In fact, women can be empowered by a diagnosis of breast cancer, Rowland said. "There are great resources and support for women with breast cancer, more so than for most other cancers," she said.

Malignant brain cancer patients, on the other hand, can experience significant dysfunction and disability, such as dementia, which makes it difficult to maintain social contacts and puts an added burden on partners, she said. "Most men are not equipped to be caregivers to such high-maintenance patients, which may make it easier for them to ultimately walk away. Women are much more adept and skilled at taking care of others," Rowland said.

Greater Risk

A 1996 study in Cancer Practice found that husbands of terminally ill patients are at higher risk of depression than wives with ill husbands and cannot adjust to the burden of caring for their wives during illness. The authors attribute this finding to less social support in mens’ networks than in women’s.

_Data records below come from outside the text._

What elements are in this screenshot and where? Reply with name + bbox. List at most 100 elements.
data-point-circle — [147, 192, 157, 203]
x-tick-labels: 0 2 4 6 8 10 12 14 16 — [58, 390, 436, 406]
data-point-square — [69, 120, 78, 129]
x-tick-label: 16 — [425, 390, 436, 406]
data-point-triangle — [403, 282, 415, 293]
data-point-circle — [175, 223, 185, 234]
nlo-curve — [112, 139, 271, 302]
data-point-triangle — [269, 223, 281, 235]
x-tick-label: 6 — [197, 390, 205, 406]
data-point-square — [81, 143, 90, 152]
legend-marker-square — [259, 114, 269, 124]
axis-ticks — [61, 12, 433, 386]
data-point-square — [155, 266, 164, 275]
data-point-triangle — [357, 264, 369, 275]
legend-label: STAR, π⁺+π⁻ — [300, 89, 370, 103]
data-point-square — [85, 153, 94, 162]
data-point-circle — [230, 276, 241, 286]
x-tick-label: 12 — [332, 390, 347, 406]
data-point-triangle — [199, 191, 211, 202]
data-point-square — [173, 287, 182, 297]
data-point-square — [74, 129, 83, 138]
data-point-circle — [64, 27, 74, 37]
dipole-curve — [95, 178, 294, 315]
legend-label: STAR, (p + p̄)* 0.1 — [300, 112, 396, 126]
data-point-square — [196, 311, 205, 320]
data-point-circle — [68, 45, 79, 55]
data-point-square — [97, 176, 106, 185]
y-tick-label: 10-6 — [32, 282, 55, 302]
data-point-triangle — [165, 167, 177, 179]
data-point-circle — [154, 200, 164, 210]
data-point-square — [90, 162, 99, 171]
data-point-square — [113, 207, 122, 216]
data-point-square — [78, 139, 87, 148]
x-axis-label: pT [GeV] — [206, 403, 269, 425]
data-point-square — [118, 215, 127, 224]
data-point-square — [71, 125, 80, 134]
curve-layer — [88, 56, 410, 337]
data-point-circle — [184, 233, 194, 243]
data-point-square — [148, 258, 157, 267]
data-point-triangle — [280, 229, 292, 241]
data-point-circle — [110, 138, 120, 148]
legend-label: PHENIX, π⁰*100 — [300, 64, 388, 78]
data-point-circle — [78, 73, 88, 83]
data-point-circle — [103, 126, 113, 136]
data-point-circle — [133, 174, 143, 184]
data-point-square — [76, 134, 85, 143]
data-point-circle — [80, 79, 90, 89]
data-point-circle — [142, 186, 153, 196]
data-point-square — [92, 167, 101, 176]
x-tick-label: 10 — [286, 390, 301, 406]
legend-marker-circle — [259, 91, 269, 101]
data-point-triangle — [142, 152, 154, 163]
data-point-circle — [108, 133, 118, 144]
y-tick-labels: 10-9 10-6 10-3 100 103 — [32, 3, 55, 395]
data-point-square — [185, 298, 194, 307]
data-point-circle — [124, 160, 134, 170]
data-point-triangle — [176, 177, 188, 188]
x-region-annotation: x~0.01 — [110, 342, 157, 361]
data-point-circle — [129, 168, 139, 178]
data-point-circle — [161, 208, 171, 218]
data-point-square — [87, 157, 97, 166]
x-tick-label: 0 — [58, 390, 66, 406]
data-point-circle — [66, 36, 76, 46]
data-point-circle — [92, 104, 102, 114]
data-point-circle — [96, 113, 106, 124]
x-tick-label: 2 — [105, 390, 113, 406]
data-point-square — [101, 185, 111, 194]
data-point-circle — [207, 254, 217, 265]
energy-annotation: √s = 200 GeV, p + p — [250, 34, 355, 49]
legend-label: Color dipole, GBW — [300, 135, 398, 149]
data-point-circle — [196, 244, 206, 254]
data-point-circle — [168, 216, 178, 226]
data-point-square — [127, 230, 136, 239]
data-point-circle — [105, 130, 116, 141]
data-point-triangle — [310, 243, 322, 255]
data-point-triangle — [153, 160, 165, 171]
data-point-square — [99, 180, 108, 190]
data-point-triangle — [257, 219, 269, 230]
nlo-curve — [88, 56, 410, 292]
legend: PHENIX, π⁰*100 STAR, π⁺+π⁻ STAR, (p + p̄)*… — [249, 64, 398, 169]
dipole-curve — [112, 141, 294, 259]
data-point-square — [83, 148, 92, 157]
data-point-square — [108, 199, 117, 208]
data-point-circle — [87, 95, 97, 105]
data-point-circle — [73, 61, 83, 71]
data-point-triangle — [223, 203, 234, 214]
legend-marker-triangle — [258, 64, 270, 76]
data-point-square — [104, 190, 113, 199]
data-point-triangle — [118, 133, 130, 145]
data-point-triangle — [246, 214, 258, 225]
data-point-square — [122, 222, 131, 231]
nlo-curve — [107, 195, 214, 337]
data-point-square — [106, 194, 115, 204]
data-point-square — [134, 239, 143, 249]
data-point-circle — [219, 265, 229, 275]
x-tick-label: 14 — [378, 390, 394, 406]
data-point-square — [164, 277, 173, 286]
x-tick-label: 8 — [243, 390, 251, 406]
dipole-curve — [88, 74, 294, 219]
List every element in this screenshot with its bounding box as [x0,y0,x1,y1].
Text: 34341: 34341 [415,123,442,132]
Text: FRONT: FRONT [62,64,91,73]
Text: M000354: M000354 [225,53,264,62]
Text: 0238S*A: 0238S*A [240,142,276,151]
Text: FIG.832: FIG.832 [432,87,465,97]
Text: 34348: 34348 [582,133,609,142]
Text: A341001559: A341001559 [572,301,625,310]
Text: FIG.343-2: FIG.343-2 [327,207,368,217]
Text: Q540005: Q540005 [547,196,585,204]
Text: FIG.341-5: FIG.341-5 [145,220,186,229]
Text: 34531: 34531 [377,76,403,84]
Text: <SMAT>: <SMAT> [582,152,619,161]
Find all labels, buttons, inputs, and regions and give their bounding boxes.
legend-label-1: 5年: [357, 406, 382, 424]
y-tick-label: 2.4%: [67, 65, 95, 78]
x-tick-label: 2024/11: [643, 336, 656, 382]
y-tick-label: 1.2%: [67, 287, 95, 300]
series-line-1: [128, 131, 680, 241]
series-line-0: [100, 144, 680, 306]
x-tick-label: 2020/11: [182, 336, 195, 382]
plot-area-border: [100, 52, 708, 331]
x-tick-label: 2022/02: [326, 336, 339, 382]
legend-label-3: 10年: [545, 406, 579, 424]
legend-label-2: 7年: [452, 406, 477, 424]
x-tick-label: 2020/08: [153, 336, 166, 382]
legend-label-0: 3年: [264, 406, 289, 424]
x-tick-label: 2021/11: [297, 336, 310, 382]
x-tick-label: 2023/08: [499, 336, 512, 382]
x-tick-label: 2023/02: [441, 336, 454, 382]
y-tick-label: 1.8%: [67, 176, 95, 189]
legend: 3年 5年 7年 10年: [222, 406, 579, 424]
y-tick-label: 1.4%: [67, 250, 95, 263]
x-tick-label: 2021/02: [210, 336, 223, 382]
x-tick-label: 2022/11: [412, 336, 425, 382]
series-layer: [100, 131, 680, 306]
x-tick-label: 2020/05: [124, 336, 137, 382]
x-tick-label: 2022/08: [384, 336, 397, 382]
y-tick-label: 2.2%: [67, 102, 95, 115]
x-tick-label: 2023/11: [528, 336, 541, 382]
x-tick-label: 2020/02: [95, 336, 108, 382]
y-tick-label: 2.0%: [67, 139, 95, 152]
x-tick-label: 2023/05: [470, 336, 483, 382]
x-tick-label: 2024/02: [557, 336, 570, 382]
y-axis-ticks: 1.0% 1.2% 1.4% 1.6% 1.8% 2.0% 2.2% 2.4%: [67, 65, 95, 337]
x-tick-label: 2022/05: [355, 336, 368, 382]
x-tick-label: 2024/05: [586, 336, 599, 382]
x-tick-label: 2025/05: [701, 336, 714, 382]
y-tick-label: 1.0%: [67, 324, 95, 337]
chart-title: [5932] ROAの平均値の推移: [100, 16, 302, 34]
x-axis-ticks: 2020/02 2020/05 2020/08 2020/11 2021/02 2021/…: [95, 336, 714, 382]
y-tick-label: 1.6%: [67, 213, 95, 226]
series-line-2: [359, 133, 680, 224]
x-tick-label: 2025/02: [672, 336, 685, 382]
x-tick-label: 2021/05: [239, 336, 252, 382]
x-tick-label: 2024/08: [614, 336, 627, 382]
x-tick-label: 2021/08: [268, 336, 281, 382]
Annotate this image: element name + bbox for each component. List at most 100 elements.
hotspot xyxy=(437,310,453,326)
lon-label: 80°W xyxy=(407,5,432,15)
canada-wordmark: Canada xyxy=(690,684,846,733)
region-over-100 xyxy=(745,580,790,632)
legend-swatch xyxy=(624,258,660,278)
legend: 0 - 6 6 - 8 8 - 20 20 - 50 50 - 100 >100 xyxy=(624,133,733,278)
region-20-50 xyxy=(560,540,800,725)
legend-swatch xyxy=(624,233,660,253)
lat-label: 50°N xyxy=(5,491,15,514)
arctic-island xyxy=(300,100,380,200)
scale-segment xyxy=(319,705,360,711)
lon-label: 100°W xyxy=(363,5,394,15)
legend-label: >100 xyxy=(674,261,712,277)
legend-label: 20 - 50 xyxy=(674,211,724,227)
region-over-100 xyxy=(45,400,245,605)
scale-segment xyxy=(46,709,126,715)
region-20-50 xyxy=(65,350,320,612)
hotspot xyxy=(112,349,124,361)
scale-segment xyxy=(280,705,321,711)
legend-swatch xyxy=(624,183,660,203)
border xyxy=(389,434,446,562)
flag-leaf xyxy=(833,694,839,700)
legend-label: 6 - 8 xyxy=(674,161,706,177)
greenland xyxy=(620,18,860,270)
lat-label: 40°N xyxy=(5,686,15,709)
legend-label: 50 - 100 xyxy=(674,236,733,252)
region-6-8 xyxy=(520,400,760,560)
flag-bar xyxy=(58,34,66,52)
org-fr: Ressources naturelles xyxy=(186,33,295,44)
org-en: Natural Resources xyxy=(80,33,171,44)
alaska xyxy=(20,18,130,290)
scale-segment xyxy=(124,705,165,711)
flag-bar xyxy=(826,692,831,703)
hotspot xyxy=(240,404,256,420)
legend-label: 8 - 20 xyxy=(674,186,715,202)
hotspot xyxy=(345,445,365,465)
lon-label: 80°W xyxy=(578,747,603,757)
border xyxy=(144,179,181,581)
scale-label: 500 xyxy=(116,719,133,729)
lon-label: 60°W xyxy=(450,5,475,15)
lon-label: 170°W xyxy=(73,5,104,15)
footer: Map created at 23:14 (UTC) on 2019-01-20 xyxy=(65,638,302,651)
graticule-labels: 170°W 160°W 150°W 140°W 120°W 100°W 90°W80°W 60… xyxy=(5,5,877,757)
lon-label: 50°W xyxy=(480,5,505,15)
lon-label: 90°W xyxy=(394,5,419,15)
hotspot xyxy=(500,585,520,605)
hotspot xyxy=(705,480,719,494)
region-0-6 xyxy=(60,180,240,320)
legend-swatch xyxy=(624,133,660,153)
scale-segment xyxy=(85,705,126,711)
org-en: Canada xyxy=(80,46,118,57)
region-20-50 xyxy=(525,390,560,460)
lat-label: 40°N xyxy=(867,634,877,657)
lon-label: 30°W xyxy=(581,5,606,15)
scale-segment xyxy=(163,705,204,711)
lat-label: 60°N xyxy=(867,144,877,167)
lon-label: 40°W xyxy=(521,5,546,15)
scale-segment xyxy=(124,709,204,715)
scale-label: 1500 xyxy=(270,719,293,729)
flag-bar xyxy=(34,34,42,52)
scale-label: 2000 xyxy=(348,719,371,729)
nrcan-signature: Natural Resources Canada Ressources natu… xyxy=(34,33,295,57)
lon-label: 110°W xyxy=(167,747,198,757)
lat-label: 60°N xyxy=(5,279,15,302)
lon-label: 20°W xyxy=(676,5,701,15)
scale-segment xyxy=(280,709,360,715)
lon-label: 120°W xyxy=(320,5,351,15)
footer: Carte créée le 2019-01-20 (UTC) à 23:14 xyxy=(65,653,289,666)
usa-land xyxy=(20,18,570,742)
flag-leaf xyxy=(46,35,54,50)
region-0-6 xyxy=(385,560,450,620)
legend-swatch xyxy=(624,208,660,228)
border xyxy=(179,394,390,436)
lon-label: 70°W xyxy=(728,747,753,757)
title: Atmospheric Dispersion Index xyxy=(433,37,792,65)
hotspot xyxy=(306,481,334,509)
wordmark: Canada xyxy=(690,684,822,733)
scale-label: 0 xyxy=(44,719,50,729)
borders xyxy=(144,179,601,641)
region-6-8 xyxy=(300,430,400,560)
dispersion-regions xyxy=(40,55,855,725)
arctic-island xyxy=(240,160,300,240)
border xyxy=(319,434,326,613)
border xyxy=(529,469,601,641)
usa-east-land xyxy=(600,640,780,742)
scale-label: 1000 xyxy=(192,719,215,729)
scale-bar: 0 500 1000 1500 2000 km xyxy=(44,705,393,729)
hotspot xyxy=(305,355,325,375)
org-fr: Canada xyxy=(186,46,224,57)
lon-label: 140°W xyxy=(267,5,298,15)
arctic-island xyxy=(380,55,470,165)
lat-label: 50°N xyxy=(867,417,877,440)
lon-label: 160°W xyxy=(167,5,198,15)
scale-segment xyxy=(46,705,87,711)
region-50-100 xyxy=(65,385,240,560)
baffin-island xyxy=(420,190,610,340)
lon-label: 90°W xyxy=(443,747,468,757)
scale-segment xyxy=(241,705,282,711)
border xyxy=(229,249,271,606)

"As a society, we don’t equip men with the same capacity or resources to provide the kind of care they really want to provide," said David Cella, Ph.D., director of the Center for Outcomes Research and Education at Evanston Northwestern Healthcare, Evanston, Ill.

He said that while it might be tempting to sum up Glantz’s study by proclaiming that "men are cads," such break-ups are often the result of unbearable pressures on couples that have not been married for a long time. "Each couple has a story, an explanation that goes beyond simple irresponsibility," he said.

Glantz, Cella, and Rowland all agree that one approach to the problem is to provide the support that couples need to see their marriage through. At the least, health providers can refer couples who seem to be at risk to a social worker or therapist trained in couples therapy. "We need to recognize that there are families in distress and bring resources to bear to provide a helping hand," said Rowland.

Easier Said Than Done

That may be easier said than done, said Renee Hinsley Dunn, Ph.D., a clinical neuropsychologist at Duke University Medical Center, Durham, N.C., which has one of the country’s largest brain tumor programs. While such problems should be addressed, very few neuro-oncology teams have a psychologist or social worker that they can call on for help. "I do not think care providers can realistically make assessing for marital distress a priority," she said.

Dunn agrees that female brain tumor patients have high rates of marital difficulty and suggests the problem may be far more prevalent than a mere count of separations or divorces can reveal. For many couples in her clinic who would rather split, Dunn said "the primary reason for continuing the marriage often has to do with maintaining insurance coverage."